El saltó desnudo de la cama y corrió tras ella. La encontró con el teléfono en la oreja, a punto de marcar, y alcanzó a arrebatárselo. ¡Auxilio, socorro, me matan!, gritó Lida mientras el muchacho la enrollaba con los brazos. ¡Auxilio!, gritó otra vez, y él le tapó la boca con la mano. Twiggy apareció envuelta en la sábana. Busque algo con que amarrarla, le dijo el muchacho, y ella abrió varios cajones pero no encontró nada. Lida hacía lo posible por gritar. Espere, dijo Twiggy, y salió para el cuarto del Mono. Fue directo al clóset y le quitó los cordones a un par de zapatos.

El muchacho arrastró a Lida hasta una silla, la misma donde la habían interrogado los policías cinco días antes. La sentó a la fuerza y Twiggy la amarró de pies y manos. La amordazaron con el trapo de la cocina. Verificaron que estuviera completamente inmovilizada, tomaron aire y se recostaron contra la pared.

—¿Y ahora qué? —preguntó el muchacho, jadeando.

Twiggy lo vio ahí parado, brillante y fuerte como un toro, con cada músculo en su sitio, y le costó creer que hacía apenas unos minutos había estado con él.

—Tocará irnos —le dijo ella con miedo.

—No alcancé a terminar —le dijo el muchacho.

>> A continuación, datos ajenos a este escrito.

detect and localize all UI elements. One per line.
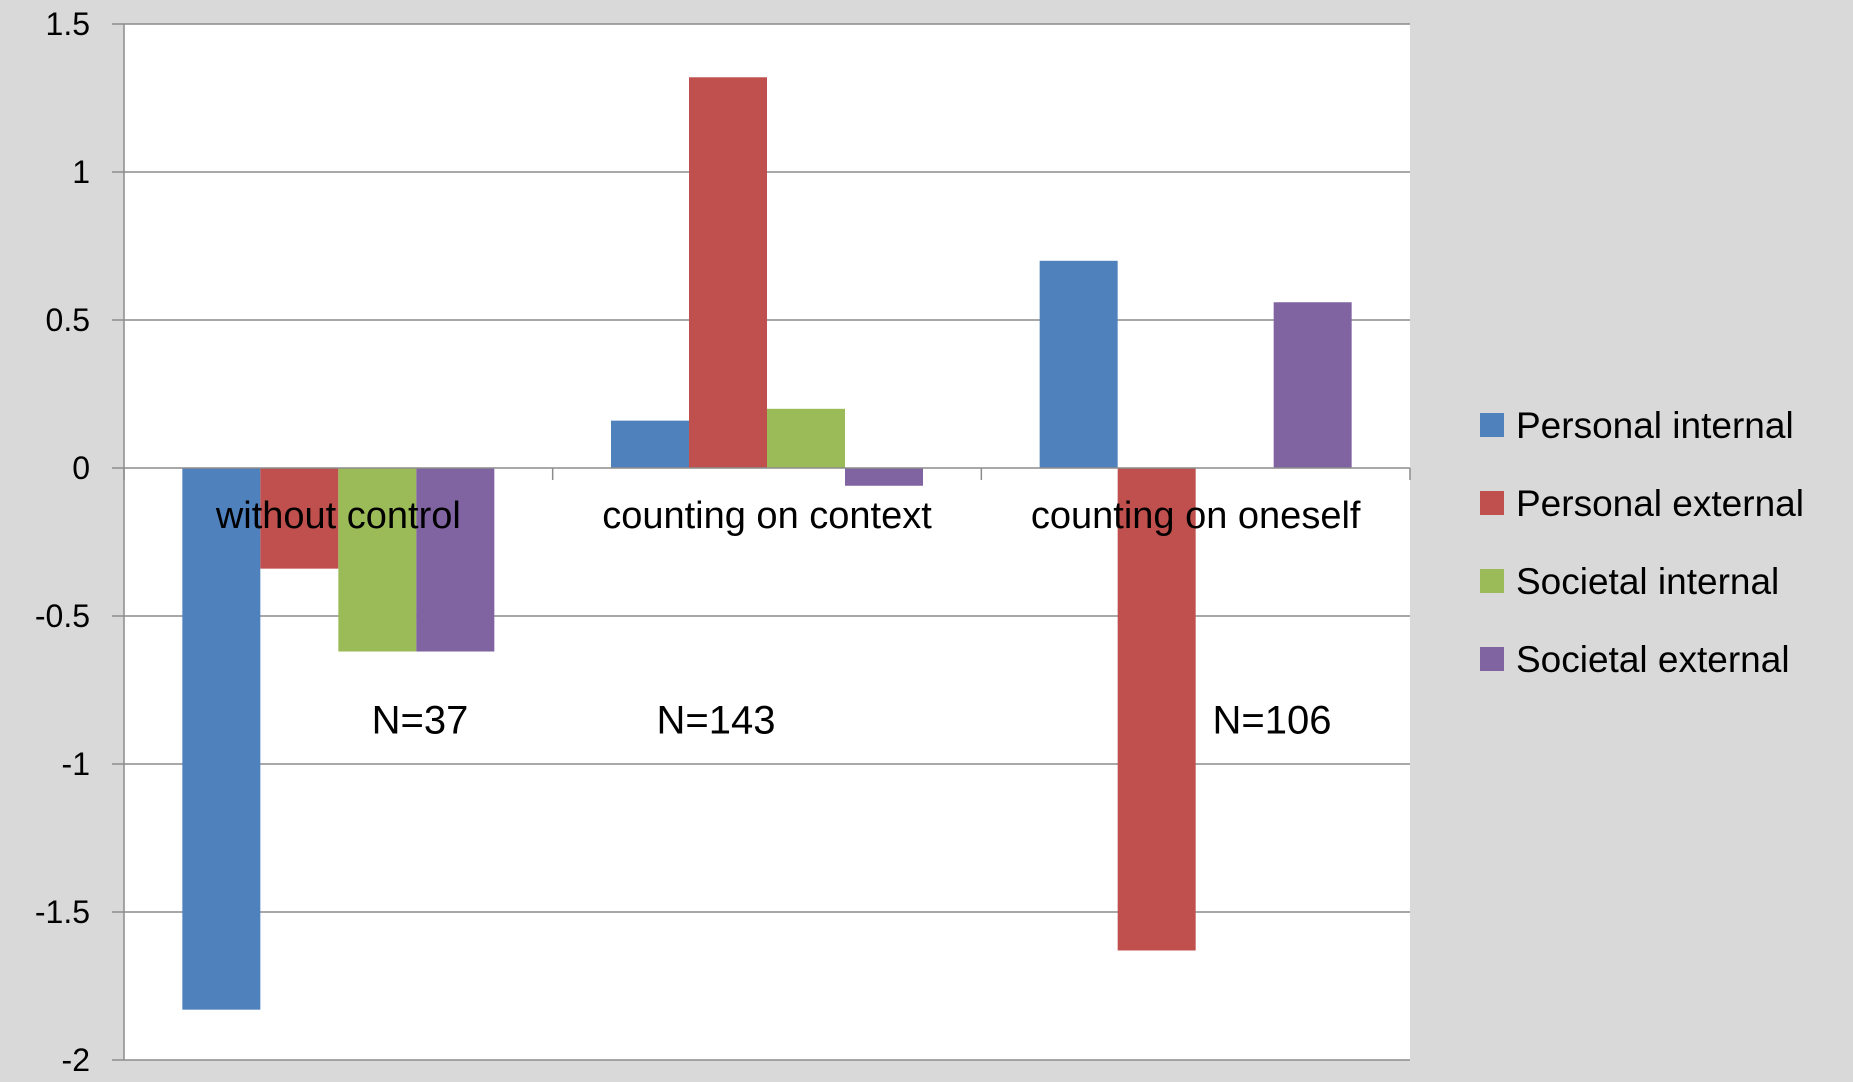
y-tick-label: -2 <box>62 1042 90 1077</box>
legend-swatch <box>1480 491 1504 515</box>
bar <box>338 468 417 652</box>
x-category-label: counting on oneself <box>1031 495 1361 537</box>
legend: Personal internal Personal external Societ… <box>1480 405 1804 680</box>
y-tick-label: -1.5 <box>35 894 90 930</box>
legend-label: Societal internal <box>1516 561 1779 602</box>
bars <box>182 77 1352 1010</box>
legend-label: Societal external <box>1516 639 1790 680</box>
bar <box>1273 302 1352 468</box>
bar <box>1117 468 1196 951</box>
bar <box>182 468 261 1010</box>
bar <box>689 77 767 468</box>
legend-label: Personal internal <box>1516 405 1794 446</box>
bar <box>845 468 923 486</box>
axes <box>112 23 1411 1061</box>
legend-label: Personal external <box>1516 483 1804 524</box>
n-annotation: N=37 <box>372 699 469 743</box>
legend-swatch <box>1480 569 1504 593</box>
x-category-label: counting on context <box>602 495 932 537</box>
n-annotation: N=143 <box>657 699 776 743</box>
legend-swatch <box>1480 413 1504 437</box>
bar <box>1039 260 1118 468</box>
y-tick-label: 1 <box>72 154 90 190</box>
bar <box>260 468 339 569</box>
y-tick-label: 0.5 <box>46 302 90 338</box>
bar <box>611 420 689 468</box>
legend-swatch <box>1480 647 1504 671</box>
labels: 1.5 1 0.5 0 -0.5 -1 -1.5 -2 without control count… <box>35 6 1361 1078</box>
x-category-label: without control <box>215 495 461 537</box>
bar <box>416 468 495 652</box>
bar <box>767 408 845 468</box>
n-annotation: N=106 <box>1213 699 1332 743</box>
y-tick-label: 1.5 <box>46 6 90 42</box>
y-tick-label: 0 <box>72 450 90 486</box>
y-tick-label: -1 <box>62 746 90 782</box>
y-tick-label: -0.5 <box>35 598 90 634</box>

Ella le sonrió. Lida se meció en la silla y gruñó a través del trapo. Twiggy le susurró al muchacho, a mí también me quedó faltando un poquito. El la besó. Lida sacudió la cabeza con fuerza. Un hombro le saltaba sin control. No creo que se vaya a mover de ahí, le dijo Twiggy al muchacho, le agarró la mano y salieron para el cuarto.

Lida se zarandeó, intentó saltar hacia el cajón donde guardaba los cuchillos, iracunda porque no avanzaba, vencida porque en uno de los saltos la silla se fue de lado y cayó al piso. Rugió cuando oyó las carcajadas de Twiggy y el muchacho en el cuarto del Mono, convulsionó cuando volvió a escuchar los gemidos, aunque ahora más lentos y suaves.

Salieron de la casa y el barrendero seguía ahí. El muchacho cargaba la maleta y Twiggy parecía feliz. Se besaron en la boca, con lengua y sin afán. Luego cada uno agarró para distinto lado. El barrendero soltó la escoba y se fue detrás de Twiggy.